Supervisor Bonnie Popp, who cast the sole vote against the resolution, had stated at the Administrative Committee meeting and again at the County Board meeting, that she considers this a bi-partisan issue and feels County Board, as a non-partisan body,has no business getting involved.
In other business at its meeting on Tuesday, County Board accepted the resignation of Supervisor David Zahn from his post representing parts of the Town of Grover, and approved decision of County Board Chair Mark Anderson to not fill the position at this time. All 30 County Board seats will be up for election in April, and nomination papers by anyone interested in serving on County Board can be circulated starting on Sunday, Dec. 1. Supervisor Tom Mandli, whose district also includes parts of Grover, invited anyone living in Zahn's former district to contact him if they have issues requiring County Board representation.
A bit later in the meeting the board unanimously accepted an Administrative committee recommendation to keep pay and expense reimbursement for County Supervisors unchanged for the new terms that will begin in April of 2020.
There was discussion on the Bay Lake Regional Planning Commission study on format for future Economic Development and Tourist promotion and a presentation by Economic Development Planner Sydney Swan. Chief recommendation in the study again this time around was for the county to contract with inVenture North (successor to MCABI) but no action was taken other than referral back to the Development Committee for a closer look at the study results.
The board approved an ordinance change by which County Highway L beginning at Cliff Lane and ending at Peterson Road in the Town of Beecher is added to the list of county roads on which ATV/UTV vehicles can be operated during daylight hours.
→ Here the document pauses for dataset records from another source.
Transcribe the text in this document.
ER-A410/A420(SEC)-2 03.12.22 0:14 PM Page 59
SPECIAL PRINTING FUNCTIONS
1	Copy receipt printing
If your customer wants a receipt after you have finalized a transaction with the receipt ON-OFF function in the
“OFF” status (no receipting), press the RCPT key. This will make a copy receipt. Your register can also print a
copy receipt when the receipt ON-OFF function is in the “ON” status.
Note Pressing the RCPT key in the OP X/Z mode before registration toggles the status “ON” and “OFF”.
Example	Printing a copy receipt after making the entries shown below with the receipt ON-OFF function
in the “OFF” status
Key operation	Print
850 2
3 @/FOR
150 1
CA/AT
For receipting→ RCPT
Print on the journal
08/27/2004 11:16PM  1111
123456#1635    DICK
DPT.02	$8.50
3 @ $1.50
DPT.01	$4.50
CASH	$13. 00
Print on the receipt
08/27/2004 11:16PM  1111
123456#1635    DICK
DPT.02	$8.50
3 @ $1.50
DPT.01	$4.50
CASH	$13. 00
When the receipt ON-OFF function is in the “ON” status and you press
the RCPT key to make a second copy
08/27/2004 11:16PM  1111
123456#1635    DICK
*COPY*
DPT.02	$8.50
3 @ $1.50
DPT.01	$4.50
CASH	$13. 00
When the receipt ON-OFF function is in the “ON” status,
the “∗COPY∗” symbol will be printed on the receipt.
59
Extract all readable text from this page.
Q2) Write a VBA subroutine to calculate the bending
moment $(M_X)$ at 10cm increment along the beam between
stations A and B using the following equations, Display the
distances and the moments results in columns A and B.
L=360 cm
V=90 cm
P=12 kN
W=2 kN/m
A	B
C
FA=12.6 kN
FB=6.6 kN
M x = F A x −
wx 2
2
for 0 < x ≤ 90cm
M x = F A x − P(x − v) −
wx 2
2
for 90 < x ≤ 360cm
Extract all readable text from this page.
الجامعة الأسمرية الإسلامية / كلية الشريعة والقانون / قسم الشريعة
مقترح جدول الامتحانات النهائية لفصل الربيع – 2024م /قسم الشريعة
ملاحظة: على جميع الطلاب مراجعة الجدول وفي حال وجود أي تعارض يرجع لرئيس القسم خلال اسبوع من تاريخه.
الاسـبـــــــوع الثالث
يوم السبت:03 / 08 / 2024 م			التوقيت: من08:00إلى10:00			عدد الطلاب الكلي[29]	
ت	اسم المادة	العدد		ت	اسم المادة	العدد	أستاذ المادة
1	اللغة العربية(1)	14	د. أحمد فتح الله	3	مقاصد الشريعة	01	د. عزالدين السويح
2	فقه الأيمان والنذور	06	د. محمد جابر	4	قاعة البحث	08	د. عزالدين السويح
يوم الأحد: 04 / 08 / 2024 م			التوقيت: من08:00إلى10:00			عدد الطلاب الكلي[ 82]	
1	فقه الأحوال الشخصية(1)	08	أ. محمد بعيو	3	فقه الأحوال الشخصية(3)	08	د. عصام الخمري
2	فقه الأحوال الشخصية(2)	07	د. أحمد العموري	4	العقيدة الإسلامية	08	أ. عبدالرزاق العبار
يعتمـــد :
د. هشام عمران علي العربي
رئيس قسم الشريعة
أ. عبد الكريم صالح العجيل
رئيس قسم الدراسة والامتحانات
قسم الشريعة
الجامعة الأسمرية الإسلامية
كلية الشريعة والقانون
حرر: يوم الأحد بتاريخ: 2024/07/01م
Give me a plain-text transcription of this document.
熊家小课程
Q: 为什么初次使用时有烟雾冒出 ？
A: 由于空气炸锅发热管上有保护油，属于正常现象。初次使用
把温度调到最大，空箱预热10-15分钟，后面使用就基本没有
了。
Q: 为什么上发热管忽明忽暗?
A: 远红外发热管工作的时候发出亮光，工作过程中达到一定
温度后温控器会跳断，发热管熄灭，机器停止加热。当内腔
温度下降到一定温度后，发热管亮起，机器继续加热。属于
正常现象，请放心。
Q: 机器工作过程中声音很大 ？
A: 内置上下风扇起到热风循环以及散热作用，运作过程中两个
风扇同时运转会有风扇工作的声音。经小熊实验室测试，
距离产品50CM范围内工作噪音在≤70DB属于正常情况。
The board approved County Administrator John LeFebvre's recommendation to appoint Dean Schoen to the Veterans Service Commission for a term expiring in November of 2022.
After being assured that reclamation agreements are in place the board approved a zoning change recommended by the Town of Pound to rezone a property from residential to be added to the quarry (non-metallic mine) near the junction of Hwy. 141 and Hwy. 64 in Pound.
The next County Board meeting is set for 9 a.m. on Tuesday,Dec. 17.